Perawakan kerempeng dengan gaya rambut urak-uarakan mendekat digardu BTN pagutan tempat tim KM Mallbao berteduh, senin (12/9). Gaya ganas, dengan balutan baju cukup kumel sambil mengacungkan sebatang rokok bermerek gudang garam surya. Ia tegas berucap “pinjam koreknya”. Saya pun memberi. Lalu ia menyulutkan api ke rokok tersebut sambil mengisap, mengempuskan asap rokoknya. Dalam benak terlintas penasaran saya sebagai tim KM Mallbao cari cara menggeretnya berlam-lama menggali informasi. Saya coba tanya, masih sekolah dik?. melihat dari komposisi kaos oblong dan celana sekolah SD warna merah yang dikenakan, saya menerka. “Tidak udah berenti”, ucapnya gesit. Saya pun tidak kalah cepat menahannya dengan cercaan pertanyaan, berharap ia mau memberi sedikit informasi atas kondisi langka yang terjadi untuk anak seusia dia, yang semestinya sibuk mengerjakan tugas sekolah, bermain dengan teman sekolah atau paling tidak membantu orang tua dirumah setelah pulang sekolah. Dan tentunya jauh dari hal-hal yang berbau merusak seperti rokok dll. Namun, ia mengaku ia sudah berhenti bersekolah sejak naik kelas 5 di salah satu SDN yang ada di jempong. Memilih jadi pencari barang bekas/rongsokan “jadi pemulung” diakui dilakukan dengan riang. Wajar, dengan seusia mereka beban akan terpaan kompleksnya permasalah hidup masih tidak terasa.

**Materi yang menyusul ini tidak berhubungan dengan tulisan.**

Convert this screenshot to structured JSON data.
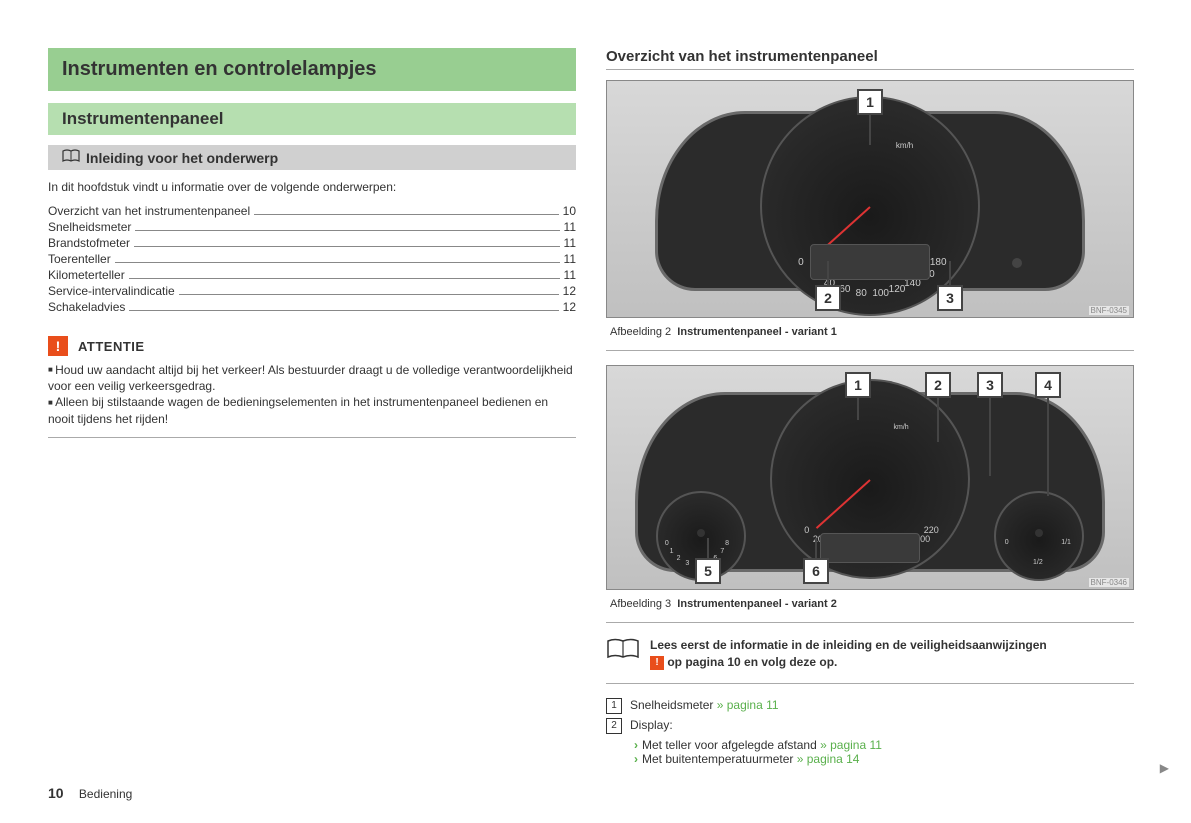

Rizki (10 tahun), yudi (9 tahun), dan andi (10 tahun) mereka saling tunjuk menyebut namanya. Meski sempat ia dan beberapa temannya mendelik dengan sebutan-sebutan nama samaran, ketika tim KM Mallbao meminta keterangan nama aslinya. Ada yang mengatakan diri sebagai julukan banteng liar, banteng bangak dan kuda bodoh. Mereka pun menunjukan sikap sumeringah layaknya anak-anak yang haus dengan main-main, saling ejek, saling tendang dan pukul-pukulan, hal biasa dipertontonkan. Lalu sesekali mereka berbagi, bergiliran menghisap batang rokok surya tersebut.
Saya hanya bisa tercengan, lalu menanyakan dari mana mereka mendapatkan rokok tersebut dan apakah tindankan mereka tersebut tidak dimarahi orang tua atau orang-orang yang ada dilingkungan sekitarnya. Enteng, mereka menjawab dari hasil jualan barang-barang bekas dan rizki pun nyeletuk bisa didapatkan juga dari hasil nyolong barang-barang orang yang ada diseputaran perumahan yang kebetulan penghuninya keasikan tidur siang atau lagi tidak ada dirumah.
Kepolosan mereka pun tergerus ketika tim KM Mallbao menanyakan kenapa tidak sekolah, dan kalau ada pihak sekolah yang mau membantu atau mencari untuk menyekolahkan?. Mereka hanya berucap “malas. Kerjaannya hanya menulis, menulis dan menulis”. Kalau memulung ini mereka mengaku bisa mengumpulkan puluhan ribu rupiah perhari dengan kisaran setandar 30.000-an.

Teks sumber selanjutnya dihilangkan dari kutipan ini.